Sir Richard said he was "extremely disappointed" that the Department for Transport (DfT) had preferred FirstGroup to Virgin which had run the London to Scotland West Coast line since 1997, adding: "Based on the current flawed system, it is extremely unlikely that we would bid again for a franchise."
FirstGroup, which already runs a number of franchises including Great Western and ScotRail promised cheaper fares, more services and improved stations. But Sir Richard said bankruptcy had hit former East Coast main line operators GNER and National Express who had "overbid" for the East Coast franchise.
Sir Richard added that this was the fourth time Virgin had been outbid in a franchise tender process. He went on: "On the past three occasions, the winning operator has come nowhere close to delivering their promised plans and revenue, and has let the public and country down dramatically
"GNER and National Express over promised in order to win the franchise and spectacularly ran into financial difficulties in trying to deliver their plans. The East Coast is still in Government ownership and its service is outdated and underinvested, costing passengers and the country dearly as a result. Insanity is doing the same thing over and over again and expecting different results. When will the Department for Transport learn?"
FirstGroup will take over the West Coast line on December 9, with the franchise running for 13 years and four months. The DfT said the franchise deal was worth £5.5 billion over the lifetime of the contract.
Sir Richard said Virgin had submitted "a strong and deliverable bid based on improving customers' experience, increased investment and sustained innovation", adding: "To have bid more would have involved dramatic cuts to customer quality and considerable fare rises which we were unwilling to entertain."
FirstGroup chief executive Tim O'Toole said the company was delighted to win the franchise. He went on "We will be making significant improvements including reduced journey times and introducing new direct services. In support of our commitment to generate increased passenger growth we will be reducing standard anytime fares by 15% on average."

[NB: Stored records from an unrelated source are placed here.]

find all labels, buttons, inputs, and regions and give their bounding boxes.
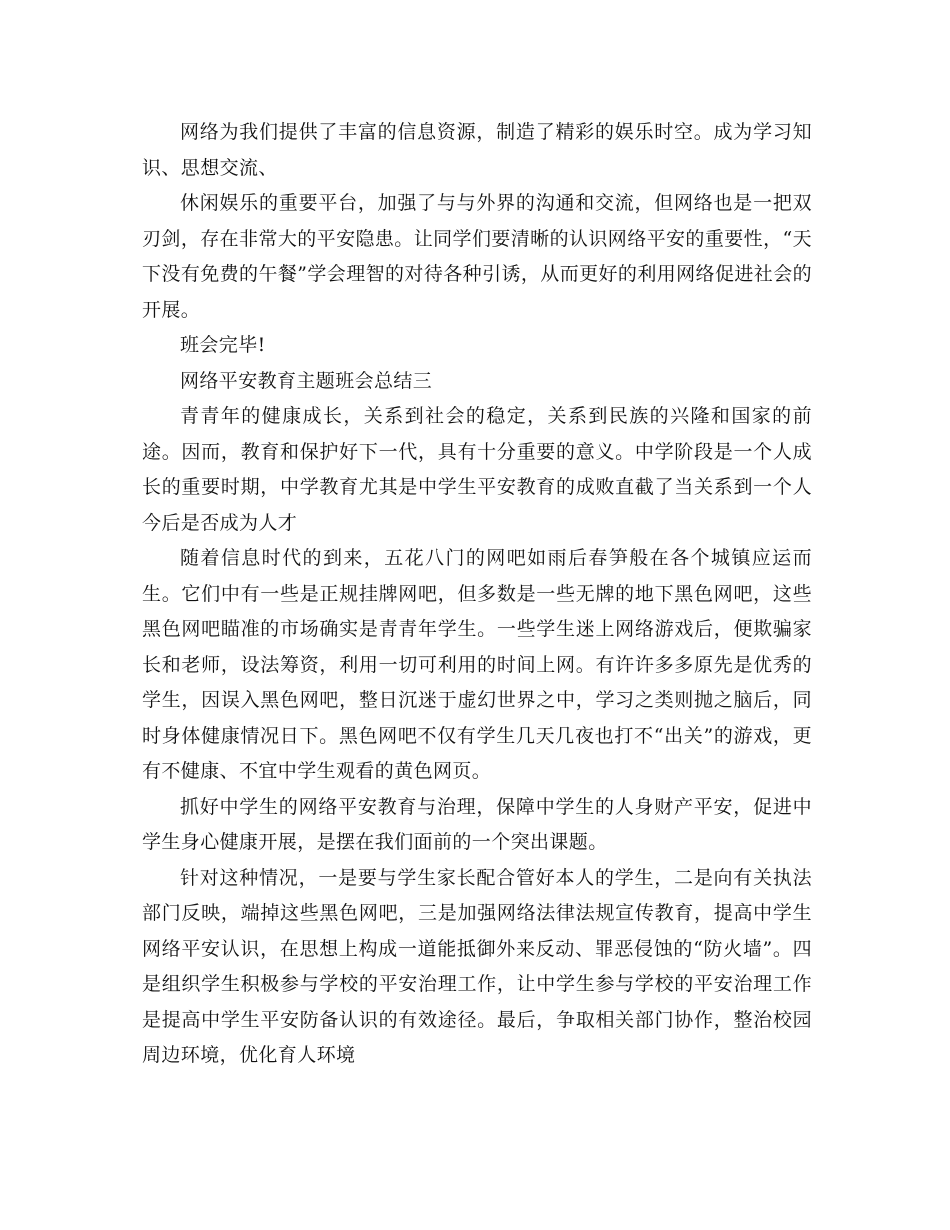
paragraph-8: 针对这种情况，一是要与学生家长配合管好本人的学生，二是向有关执法部门反映，端掉这些黑色网吧，三是加强网络法律法规宣传教育，提高中学生网络平安认识，在思想上构成一道能抵御外来反动、罪恶侵蚀的“防火墙”。四是组织学生积极参与学校的平安治理工作，让中学生参与学校的平安治理工作是提高中学生平安防备认识的有效途径。最后，争取相关部门协作，整治校园周边环境，优化育人环境: [142, 866, 812, 1066]
paragraph-7: 抓好中学生的网络平安教育与治理，保障中学生的人身财产平安，促进中学生身心健康开展，是摆在我们面前的一个突出课题。: [142, 795, 812, 853]
section-heading: 网络平安教育主题班会总结三: [180, 369, 433, 392]
paragraph-2: 休闲娱乐的重要平台，加强了与与外界的沟通和交流，但网络也是一把双刃剑，存在非常大的平安隐患。让同学们要清晰的认识网络平安的重要性，“天下没有免费的午餐”学会理智的对待各种引诱，从而更好的利用网络促进社会的开展。: [142, 192, 812, 321]
paragraph-3: 班会完毕!: [180, 334, 266, 356]
paragraph-5: 青青年的健康成长，关系到社会的稳定，关系到民族的兴隆和国家的前途。因而，教育和保护好下一代，具有十分重要的意义。中学阶段是一个人成长的重要时期，中学教育尤其是中学生平安教育的成败直截了当关系到一个人今后是否成为人才: [142, 405, 812, 534]
document-body: [142, 115, 812, 1074]
paragraph-1: 网络为我们提供了丰富的信息资源，制造了精彩的娱乐时空。成为学习知识、思想交流、: [142, 121, 812, 179]
paragraph-6: 随着信息时代的到来，五花八门的网吧如雨后春笋般在各个城镇应运而生。它们中有一些是正规挂牌网吧，但多数是一些无牌的地下黑色网吧，这些黑色网吧瞄准的市场确实是青青年学生。一些学生迷上网络游戏后，便欺骗家长和老师，设法筹资，利用一切可利用的时间上网。有许许多多原先是优秀的学生，因误入黑色网吧，整日沉迷于虚幻世界之中，学习之类则抛之脑后，同时身体健康情况日下。黑色网吧不仅有学生几天几夜也打不“出关”的游戏，更有不健康、不宜中学生观看的黄色网页。: [142, 547, 812, 782]
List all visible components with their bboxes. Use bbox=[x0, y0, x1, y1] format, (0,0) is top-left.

Announcing the new franchise winner, Rail Minister Theresa Villiers said the deal would deliver "big improvements for passengers, with more seats and plans for more services".
But RMT union general secretary Bob Crow said: "FirstGroup and the Government should be left in no doubt that we will mount a massive industrial, political and public campaign to stop any attacks on our members' jobs and the services that they provide to the travelling public as a result of this franchise award."

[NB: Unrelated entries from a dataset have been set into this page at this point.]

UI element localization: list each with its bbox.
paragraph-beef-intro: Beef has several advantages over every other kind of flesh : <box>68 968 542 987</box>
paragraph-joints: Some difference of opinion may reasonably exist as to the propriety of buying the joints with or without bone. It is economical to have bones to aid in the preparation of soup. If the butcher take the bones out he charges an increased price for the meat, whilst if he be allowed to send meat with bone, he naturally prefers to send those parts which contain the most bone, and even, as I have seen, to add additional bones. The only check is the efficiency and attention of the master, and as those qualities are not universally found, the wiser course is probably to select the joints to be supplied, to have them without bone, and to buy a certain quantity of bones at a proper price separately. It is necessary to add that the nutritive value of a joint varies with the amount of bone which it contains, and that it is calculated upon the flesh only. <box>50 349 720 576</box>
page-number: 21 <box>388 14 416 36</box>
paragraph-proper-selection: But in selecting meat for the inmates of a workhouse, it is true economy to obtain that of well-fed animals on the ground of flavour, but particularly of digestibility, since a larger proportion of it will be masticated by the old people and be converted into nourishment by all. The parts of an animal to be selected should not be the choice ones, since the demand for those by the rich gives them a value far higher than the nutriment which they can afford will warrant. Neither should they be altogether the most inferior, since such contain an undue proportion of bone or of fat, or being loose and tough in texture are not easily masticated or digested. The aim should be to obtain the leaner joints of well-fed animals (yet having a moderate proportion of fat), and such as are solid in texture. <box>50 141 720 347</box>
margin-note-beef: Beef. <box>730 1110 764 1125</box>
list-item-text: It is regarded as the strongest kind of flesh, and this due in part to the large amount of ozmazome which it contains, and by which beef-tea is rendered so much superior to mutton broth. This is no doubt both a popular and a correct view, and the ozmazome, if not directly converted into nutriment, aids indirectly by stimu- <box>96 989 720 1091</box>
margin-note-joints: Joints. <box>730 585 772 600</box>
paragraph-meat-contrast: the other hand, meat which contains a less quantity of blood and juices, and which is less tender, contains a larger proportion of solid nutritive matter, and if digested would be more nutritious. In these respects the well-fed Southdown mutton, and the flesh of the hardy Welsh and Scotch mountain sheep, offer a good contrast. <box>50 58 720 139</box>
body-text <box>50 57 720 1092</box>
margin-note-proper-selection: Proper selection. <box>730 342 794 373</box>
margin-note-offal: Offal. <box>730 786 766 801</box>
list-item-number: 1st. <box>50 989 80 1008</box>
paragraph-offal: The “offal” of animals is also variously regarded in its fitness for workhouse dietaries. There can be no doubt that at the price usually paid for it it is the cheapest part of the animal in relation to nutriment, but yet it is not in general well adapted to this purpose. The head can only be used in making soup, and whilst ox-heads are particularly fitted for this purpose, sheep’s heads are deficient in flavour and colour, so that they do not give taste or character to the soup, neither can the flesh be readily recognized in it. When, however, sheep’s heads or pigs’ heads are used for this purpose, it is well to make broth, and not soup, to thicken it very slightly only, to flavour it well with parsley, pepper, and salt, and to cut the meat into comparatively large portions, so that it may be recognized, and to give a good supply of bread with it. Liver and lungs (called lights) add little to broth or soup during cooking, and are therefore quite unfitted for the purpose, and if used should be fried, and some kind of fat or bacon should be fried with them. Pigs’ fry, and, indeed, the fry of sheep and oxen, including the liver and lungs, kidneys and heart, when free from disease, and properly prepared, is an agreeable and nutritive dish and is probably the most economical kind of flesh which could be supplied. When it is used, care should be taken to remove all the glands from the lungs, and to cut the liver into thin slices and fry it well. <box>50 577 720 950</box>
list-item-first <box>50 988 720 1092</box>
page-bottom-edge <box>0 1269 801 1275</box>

Manuel Cortes, leader of the Transport Salaried Staffs Association rail union, said: "This crazy franchise lottery, where the highest bidder scoops the pot, means that passengers will have to pay inflation-busting fare rises on the busiest line in the UK for the next 14 years.
"That is the only way that FirstGroup will be able to pay their annual £500 million premium to Chancellor George Osborne as well as rewarding their shareholders with profits."